Walka o tylko trzecie miejsce Ligi Narodów to dla obu tych reprezentacji stawka poniżej oczekiwań, ale każde starcie Niemiec z Francją to klasyk europejskiej piłki i nie inaczej było w niedzielę w Stuttgarcie.
Sprawdź szczegóły meczu Niemcy – Francja

Niemcy dyktowali tempo, Francja strzeliła do szatni
Gospodarze chcieli powetować swoim kibicom rozczarowanie eliminacji w półfinale i błyskawicznie ruszyli do ataków, serwując Francuzom cztery strzały w cztery minuty. Maignan musiał zatrzymywać uderzenia Woltemade i Adeyemiego, a dopiero po 10 minutach Les Bleus zdołali złapać oddech i szukać ataków. Te były jednak powolne i szablonowe, dopiero po 20 minutach Rayan Cherki rogrzał rękawice Ter Stegena uderzeniem z ostrego kąta.
Francuzi mogli znaleźć się w opałach dwukrotnie: najpierw w 25. minucie Lucas Digne był o włos od drugiej żółtej kartki za wejście w piętę, a po półgodzinie Ivan Kruzliak podyktował rzut karny po upadku Adeyemiego. Dopiero przywołany przed monitor zmienił zdanie i Niemiec otrzymał kartkę za "padolino". Mannschaft stale dyktował tempo i mógł objąć prowadzenie w 36. minucie, gdy Wirtz technicznie tylko obił słupek.
Jeszcze w 43. minucie Woltemade był o centymetry od gola, gdyby Maignan nie zamurował bliższego słupka. Młody napastnik pokonał golkipera moment później, ale wcześniej bezczelnie zagrał piłkę ręką i gola być nie mogło. Była za to kara w postaci udanego ataku Francji, gdy Kylian Mbappe otrzymał daleki przerzut z prawej, przełożył piłkę i po rękawicy Ter Stegena zmieścił piłkę w siatce w 45. minucie, zdobywając 50. bramkę w reprezentacji!
Olise dopełnił dzieła w końcówce
Julian Nagelsmann pierwszej zmiany dokonał już w szatni, Woltemade zastępując Denisem Undavem i to właśnie on odegrał pierwszoplanową rolę w 53. minucie, strzelając wyrównującego gola. Niemiecka widownia raz jeszcze była jednak wściekła: Fullkrug obezwładnił Rabiota faulem przed dograniem do Undava i bramki nie zaliczono.
W drugiej połowie Francja prezentowała znacznie intensywniejszą grę z piłką i bez niej, co doprowadziło do serii spięć i kartek dla Taha oraz Theo Hernandeza. Choć Niemcy szukali wyrównania, to bliżej było drugiej bramki Les Bleus.

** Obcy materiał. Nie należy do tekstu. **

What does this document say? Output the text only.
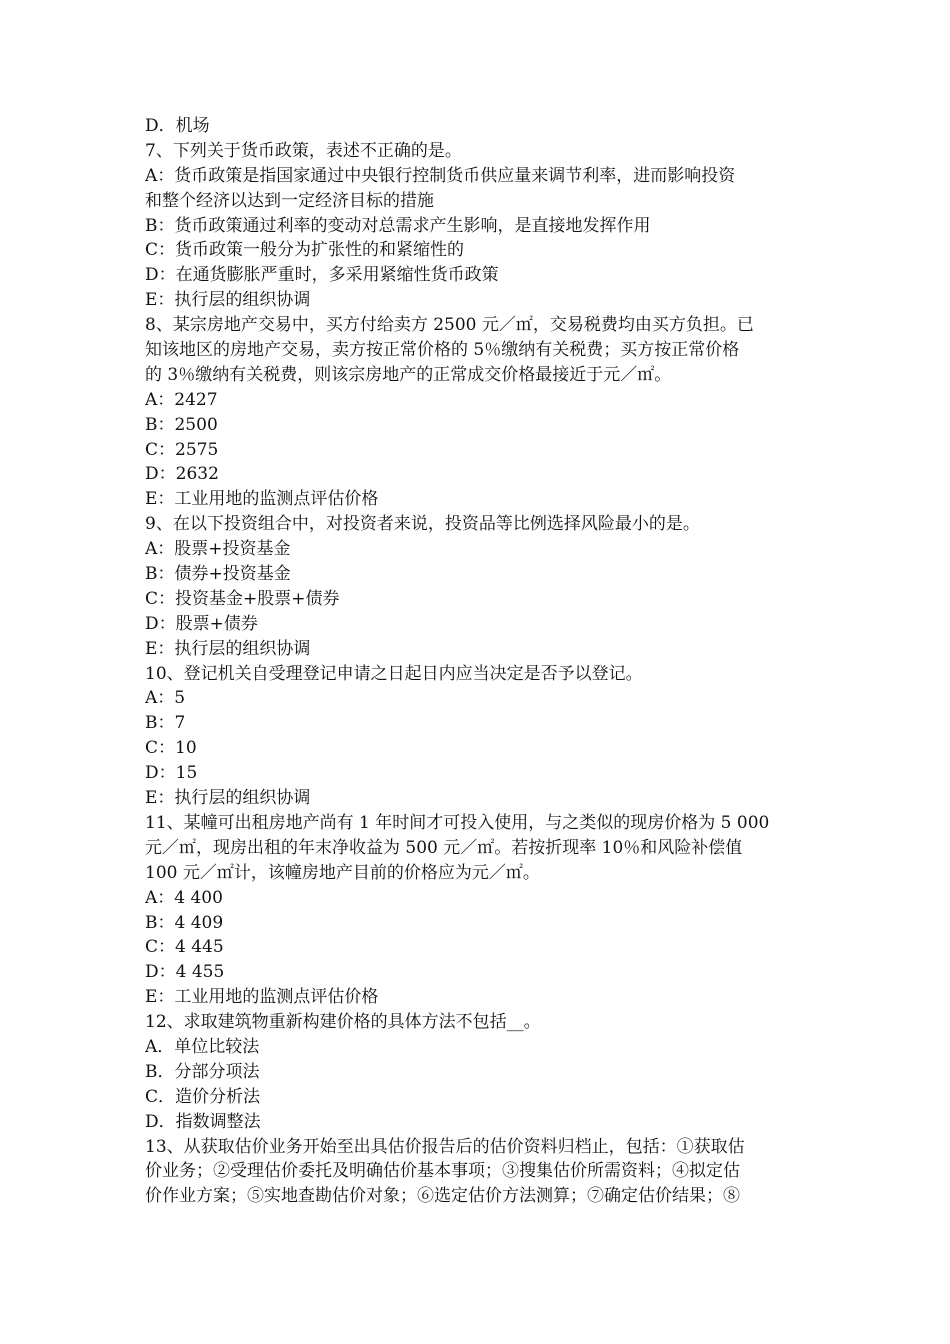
D．机场
7、下列关于货币政策，表述不正确的是。
A：货币政策是指国家通过中央银行控制货币供应量来调节利率，进而影响投资
和整个经济以达到一定经济目标的措施
B：货币政策通过利率的变动对总需求产生影响，是直接地发挥作用
C：货币政策一般分为扩张性的和紧缩性的
D：在通货膨胀严重时，多采用紧缩性货币政策
E：执行层的组织协调
8、某宗房地产交易中，买方付给卖方 2500 元／㎡，交易税费均由买方负担。已
知该地区的房地产交易，卖方按正常价格的 5％缴纳有关税费；买方按正常价格
的 3％缴纳有关税费，则该宗房地产的正常成交价格最接近于元／㎡。
A：2427
B：2500
C：2575
D：2632
E：工业用地的监测点评估价格
9、在以下投资组合中，对投资者来说，投资品等比例选择风险最小的是。
A：股票+投资基金
B：债券+投资基金
C：投资基金+股票+债券
D：股票+债券
E：执行层的组织协调
10、登记机关自受理登记申请之日起日内应当决定是否予以登记。
A：5
B：7
C：10
D：15
E：执行层的组织协调
11、某幢可出租房地产尚有 1 年时间才可投入使用，与之类似的现房价格为 5 000
元／㎡，现房出租的年末净收益为 500 元／㎡。若按折现率 10％和风险补偿值
100 元／㎡计，该幢房地产目前的价格应为元／㎡。
A：4 400
B：4 409
C：4 445
D：4 455
E：工业用地的监测点评估价格
12、求取建筑物重新构建价格的具体方法不包括__。
A．单位比较法
B．分部分项法
C．造价分析法
D．指数调整法
13、从获取估价业务开始至出具估价报告后的估价资料归档止，包括：①获取估
价业务；②受理估价委托及明确估价基本事项；③搜集估价所需资料；④拟定估
价作业方案；⑤实地查勘估价对象；⑥选定估价方法测算；⑦确定估价结果；⑧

Dwa kąśliwe uderzenia Marcusa Thurama pod dalszy słupek kończyły się kolejno słupkiem i świetną paradą Ter Stegena, którego wkrótce później testował też Desire Doue.
Na nieco ponad 10 minut przed końcem potężne uderzenie Mbappe z 16 metrów ponownie zatrzymał golkiper, ale okazał się bezradny w 85. minucie. Tym razem dwójkowy atak nie był kończony przez Mbappe, kapitan odegrał tuż przed Ter Stegenem do Michaela Olise, a ten dopełnił dzieła, w praktyce zamykając losy meczu. Ostatnie minuty, w tym sześć doliczonych, nie dało ukojenia kibicom gospodarzy - zrywy Mannschaftu spełzły na niczym.